Y es que Milán es una ciudad gris. La míres por donde la míres. De arriba a abajo, de izquierda a derecha, no se salva nada ni nadie.
Después de una semana en territorio lombardo, ya he empezado a esbozar una sonrisa cuando el sol ilumina los charcos. Si, charcos, porque no se si será porque riegan los adoquines, o porque el agua emana entre las grietas del subsuelo, o porque llueve cuando nadie le ve. El caso es que por A o por B las calles solo están secas debajo de los soportales.
No puedo decir que llueve siempre, o todos los días. Pero es esa actitud amenazante de diluvio que te inflige un cielo gris tupido la que te hacer dudar si sacar el paraguas o la canoa. Es esa fina lluvia que mientras crees que te acaricia, te cala hasta lo más profundo del alma. Es un constante gris nuboso sobre el skyline norteño, que a la noche torna en una bruma espesa digna de cualquier novela de Sherlock Holmes.

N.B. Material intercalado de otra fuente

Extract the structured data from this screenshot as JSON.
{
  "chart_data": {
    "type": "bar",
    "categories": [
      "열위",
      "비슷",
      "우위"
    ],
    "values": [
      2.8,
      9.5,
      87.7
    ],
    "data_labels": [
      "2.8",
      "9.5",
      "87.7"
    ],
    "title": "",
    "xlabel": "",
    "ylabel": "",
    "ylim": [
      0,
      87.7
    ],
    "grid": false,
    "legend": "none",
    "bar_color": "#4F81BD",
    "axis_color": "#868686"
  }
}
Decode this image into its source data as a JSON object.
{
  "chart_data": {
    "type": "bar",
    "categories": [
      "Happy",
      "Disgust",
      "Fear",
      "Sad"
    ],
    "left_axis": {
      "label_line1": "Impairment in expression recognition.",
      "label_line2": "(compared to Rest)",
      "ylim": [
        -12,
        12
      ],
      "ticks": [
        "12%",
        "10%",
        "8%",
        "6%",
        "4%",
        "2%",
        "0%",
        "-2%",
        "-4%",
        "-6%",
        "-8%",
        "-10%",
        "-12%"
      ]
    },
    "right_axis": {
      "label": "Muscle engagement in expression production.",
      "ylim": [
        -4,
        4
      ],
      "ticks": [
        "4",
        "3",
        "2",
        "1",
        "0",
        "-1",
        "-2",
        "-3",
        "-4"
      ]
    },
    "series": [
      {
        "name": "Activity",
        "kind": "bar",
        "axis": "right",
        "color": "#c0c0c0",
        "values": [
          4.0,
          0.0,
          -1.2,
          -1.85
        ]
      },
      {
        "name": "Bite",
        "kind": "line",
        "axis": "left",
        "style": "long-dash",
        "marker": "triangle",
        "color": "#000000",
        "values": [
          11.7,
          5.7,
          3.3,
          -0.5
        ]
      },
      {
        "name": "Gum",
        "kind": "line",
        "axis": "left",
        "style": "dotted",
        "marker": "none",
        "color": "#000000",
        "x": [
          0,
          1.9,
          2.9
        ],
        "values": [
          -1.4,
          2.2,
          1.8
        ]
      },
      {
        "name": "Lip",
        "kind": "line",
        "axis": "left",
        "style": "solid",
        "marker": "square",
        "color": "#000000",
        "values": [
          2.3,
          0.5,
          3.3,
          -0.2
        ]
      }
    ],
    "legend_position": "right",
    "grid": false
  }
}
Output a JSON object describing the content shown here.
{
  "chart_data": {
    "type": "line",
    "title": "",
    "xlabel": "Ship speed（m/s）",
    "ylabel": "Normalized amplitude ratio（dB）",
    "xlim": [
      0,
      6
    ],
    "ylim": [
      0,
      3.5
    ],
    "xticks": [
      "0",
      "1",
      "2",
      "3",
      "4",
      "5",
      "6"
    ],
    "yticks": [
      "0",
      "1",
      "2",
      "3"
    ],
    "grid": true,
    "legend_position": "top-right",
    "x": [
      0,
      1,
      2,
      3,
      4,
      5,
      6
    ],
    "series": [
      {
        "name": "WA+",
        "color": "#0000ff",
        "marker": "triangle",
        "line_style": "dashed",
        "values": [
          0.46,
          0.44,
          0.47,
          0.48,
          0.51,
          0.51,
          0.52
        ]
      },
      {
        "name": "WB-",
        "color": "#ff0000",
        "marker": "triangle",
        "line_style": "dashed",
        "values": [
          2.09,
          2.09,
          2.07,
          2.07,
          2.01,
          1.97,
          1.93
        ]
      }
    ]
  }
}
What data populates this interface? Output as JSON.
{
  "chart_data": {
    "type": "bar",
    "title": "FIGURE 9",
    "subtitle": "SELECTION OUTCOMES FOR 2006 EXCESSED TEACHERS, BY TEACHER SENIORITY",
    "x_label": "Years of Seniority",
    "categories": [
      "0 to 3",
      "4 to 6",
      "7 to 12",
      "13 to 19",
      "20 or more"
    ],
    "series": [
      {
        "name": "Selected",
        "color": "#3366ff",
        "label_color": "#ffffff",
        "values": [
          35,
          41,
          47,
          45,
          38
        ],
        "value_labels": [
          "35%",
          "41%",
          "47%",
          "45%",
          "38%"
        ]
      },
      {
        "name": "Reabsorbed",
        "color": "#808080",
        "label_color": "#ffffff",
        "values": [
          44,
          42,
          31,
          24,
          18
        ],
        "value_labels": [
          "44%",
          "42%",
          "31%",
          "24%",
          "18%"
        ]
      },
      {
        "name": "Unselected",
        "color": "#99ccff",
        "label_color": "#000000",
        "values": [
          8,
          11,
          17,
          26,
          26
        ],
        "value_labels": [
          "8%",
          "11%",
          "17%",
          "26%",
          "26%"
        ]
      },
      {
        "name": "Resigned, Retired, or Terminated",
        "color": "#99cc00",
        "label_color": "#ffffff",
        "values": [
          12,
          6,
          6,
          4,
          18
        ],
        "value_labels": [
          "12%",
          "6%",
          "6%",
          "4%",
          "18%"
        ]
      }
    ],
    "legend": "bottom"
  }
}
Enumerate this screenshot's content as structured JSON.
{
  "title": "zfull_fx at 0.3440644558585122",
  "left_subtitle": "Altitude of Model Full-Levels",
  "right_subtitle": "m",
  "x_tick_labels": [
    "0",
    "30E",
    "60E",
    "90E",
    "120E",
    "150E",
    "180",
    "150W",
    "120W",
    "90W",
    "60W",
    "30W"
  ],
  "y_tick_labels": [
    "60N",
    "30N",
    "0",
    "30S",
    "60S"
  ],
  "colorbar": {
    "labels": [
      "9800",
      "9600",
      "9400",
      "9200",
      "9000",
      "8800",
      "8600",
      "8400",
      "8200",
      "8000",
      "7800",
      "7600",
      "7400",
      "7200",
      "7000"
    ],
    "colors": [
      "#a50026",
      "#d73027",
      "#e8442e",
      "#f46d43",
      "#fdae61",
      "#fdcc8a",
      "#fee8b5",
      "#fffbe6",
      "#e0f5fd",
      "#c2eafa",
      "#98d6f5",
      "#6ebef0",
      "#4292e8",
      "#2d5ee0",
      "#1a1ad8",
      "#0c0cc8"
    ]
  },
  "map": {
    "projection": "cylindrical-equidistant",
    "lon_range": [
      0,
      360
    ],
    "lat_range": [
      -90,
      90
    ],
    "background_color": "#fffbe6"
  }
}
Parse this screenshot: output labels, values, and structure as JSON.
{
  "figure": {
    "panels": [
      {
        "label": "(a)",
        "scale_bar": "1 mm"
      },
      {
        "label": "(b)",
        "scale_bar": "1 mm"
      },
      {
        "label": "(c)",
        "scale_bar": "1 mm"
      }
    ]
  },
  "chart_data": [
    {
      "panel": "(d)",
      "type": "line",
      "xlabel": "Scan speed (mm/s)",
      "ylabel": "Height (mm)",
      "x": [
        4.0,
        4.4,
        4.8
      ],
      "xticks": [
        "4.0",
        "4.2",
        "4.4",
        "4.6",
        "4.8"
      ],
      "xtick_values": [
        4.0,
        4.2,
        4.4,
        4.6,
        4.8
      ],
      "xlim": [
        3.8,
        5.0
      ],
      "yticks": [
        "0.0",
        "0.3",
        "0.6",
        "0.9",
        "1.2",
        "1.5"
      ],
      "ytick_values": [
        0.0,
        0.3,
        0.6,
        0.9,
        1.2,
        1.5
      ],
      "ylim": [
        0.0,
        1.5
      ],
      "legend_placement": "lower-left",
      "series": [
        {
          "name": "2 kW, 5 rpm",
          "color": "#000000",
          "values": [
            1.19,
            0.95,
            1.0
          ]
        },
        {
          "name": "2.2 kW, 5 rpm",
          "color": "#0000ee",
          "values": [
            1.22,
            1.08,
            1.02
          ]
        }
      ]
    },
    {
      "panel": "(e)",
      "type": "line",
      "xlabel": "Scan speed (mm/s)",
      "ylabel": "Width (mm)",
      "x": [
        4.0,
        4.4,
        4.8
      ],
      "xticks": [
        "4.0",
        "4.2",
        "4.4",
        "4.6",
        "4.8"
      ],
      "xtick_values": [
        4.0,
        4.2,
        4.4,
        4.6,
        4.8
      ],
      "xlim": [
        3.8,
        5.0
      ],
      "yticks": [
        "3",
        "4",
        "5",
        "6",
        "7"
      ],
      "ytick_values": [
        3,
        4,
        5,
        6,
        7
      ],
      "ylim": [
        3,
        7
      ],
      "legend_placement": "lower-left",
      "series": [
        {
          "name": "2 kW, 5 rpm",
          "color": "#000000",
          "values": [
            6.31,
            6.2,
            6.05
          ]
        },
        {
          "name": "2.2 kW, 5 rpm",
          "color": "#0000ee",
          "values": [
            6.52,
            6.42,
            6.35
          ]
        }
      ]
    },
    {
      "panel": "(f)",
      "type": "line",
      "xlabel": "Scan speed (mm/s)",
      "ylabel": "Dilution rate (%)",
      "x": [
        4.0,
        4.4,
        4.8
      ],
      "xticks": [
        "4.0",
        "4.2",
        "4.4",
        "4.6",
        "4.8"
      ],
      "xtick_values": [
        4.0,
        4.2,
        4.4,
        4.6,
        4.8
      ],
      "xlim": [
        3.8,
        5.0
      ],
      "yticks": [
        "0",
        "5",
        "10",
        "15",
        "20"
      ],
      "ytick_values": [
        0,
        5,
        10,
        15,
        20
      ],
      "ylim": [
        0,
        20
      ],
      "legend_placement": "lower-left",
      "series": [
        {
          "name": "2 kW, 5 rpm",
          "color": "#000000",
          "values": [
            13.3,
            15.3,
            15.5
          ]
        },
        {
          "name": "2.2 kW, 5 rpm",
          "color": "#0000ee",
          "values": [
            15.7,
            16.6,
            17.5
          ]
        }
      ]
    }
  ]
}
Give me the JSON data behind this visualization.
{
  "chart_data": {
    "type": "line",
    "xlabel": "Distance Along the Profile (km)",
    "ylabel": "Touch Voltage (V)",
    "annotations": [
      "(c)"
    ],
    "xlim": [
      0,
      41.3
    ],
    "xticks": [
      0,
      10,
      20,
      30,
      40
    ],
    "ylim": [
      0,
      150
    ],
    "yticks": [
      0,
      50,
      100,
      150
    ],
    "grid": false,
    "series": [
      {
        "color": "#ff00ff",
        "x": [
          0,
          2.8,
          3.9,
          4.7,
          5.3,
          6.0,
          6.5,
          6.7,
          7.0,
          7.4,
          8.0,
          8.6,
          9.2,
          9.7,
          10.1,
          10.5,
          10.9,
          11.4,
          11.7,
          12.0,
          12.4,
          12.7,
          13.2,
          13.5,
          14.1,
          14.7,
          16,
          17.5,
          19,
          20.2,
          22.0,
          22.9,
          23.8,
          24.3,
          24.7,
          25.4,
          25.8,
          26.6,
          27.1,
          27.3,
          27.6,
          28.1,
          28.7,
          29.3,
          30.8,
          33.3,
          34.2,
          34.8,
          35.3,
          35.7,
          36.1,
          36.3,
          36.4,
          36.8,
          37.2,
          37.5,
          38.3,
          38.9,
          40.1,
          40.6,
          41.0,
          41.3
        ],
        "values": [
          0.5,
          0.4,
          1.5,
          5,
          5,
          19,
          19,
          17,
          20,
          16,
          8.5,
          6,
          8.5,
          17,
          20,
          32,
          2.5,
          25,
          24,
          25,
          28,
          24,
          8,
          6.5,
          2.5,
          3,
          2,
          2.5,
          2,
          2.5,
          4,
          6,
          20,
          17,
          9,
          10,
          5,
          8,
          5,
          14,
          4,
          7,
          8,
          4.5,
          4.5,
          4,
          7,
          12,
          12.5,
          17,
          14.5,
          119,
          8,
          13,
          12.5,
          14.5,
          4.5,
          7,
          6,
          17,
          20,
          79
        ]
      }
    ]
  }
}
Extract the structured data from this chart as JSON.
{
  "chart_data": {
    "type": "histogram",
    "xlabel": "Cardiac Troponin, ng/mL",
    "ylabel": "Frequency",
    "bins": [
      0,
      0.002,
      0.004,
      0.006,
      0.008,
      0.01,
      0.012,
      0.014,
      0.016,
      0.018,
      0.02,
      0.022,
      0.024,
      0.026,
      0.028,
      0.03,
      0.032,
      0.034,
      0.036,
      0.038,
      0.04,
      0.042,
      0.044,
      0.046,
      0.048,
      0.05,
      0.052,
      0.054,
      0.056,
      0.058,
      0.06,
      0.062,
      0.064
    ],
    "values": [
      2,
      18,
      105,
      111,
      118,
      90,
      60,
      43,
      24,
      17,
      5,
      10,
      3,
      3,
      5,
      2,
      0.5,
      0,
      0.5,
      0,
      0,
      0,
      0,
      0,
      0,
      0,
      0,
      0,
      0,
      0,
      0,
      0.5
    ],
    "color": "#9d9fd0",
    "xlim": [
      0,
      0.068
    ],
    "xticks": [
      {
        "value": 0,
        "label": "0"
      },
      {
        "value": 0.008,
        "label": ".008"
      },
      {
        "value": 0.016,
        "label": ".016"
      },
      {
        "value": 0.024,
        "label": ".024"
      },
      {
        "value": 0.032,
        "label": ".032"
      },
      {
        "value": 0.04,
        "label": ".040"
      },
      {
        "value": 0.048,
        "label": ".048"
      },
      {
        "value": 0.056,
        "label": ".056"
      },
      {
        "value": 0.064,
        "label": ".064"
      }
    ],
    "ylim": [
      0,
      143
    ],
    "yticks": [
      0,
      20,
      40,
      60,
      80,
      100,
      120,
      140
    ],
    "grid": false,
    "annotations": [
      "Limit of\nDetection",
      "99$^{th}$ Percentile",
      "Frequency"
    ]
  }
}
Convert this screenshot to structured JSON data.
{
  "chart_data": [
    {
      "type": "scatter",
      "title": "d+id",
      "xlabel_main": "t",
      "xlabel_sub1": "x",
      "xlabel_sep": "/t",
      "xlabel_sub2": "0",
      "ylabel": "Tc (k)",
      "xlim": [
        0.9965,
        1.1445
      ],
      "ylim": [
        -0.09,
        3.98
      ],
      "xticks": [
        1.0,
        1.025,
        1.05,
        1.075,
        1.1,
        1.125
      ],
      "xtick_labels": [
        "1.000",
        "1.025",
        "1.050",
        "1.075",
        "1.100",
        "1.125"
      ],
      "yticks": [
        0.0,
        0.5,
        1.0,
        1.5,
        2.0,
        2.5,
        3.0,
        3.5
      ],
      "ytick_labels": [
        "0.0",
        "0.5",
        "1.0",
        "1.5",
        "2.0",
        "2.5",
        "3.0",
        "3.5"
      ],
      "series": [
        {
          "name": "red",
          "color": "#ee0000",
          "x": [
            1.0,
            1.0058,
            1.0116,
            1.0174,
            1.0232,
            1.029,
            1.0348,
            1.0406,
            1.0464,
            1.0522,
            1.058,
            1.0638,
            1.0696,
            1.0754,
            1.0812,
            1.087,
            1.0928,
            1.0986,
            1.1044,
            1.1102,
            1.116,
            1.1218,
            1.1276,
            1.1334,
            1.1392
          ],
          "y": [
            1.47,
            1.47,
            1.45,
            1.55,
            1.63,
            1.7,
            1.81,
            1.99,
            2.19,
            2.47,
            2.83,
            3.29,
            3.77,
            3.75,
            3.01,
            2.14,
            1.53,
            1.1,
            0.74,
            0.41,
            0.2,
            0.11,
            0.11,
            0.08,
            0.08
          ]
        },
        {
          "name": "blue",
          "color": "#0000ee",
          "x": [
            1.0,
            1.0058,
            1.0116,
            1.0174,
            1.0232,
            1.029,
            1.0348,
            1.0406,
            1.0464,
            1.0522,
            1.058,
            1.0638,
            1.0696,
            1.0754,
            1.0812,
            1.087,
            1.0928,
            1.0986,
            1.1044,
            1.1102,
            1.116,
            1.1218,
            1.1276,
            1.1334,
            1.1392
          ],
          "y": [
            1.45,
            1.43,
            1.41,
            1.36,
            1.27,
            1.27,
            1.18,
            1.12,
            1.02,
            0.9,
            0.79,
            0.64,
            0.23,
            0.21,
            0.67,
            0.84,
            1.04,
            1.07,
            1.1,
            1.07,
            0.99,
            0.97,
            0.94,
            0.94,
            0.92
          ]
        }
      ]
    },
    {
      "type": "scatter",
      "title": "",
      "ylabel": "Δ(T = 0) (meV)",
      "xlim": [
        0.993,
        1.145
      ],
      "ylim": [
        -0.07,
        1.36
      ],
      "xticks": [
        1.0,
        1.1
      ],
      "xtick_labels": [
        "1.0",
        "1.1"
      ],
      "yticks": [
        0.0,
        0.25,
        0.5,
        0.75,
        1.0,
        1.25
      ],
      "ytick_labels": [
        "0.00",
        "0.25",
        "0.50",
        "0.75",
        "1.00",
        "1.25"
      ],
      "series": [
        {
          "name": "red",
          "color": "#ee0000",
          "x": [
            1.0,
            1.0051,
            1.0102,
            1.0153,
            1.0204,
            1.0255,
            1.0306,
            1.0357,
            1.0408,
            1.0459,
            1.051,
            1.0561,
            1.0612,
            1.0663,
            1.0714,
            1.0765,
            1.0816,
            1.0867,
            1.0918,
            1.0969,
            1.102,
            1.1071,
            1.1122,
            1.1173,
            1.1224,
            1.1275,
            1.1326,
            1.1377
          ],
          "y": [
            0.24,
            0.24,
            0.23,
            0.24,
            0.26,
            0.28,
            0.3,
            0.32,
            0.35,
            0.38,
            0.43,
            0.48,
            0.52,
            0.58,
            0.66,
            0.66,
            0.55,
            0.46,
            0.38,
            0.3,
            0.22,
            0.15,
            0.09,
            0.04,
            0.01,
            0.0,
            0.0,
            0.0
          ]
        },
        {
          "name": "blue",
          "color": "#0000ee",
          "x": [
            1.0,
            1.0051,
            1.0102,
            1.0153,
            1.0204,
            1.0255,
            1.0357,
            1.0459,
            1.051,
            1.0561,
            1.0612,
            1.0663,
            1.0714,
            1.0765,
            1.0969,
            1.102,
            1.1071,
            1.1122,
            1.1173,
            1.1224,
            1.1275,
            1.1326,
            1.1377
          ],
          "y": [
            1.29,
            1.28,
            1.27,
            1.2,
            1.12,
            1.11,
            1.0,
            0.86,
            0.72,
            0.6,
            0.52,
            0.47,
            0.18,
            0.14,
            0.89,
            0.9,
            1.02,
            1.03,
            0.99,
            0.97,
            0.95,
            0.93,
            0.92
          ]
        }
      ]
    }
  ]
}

La noche, otra gran incomprendida entre las cualidades italianas, pero eso ya es otro post.
Mientras tanto, paso bloques y bloques en autobuses gratuitos para llegar al campus industrial. Y es que ya podréis adivinar de que color es cada uno de los edificios de entre 5 y 10 pisos que acogen, afinados entre sus muros, a los que serán mis vecinos los próximos dos años.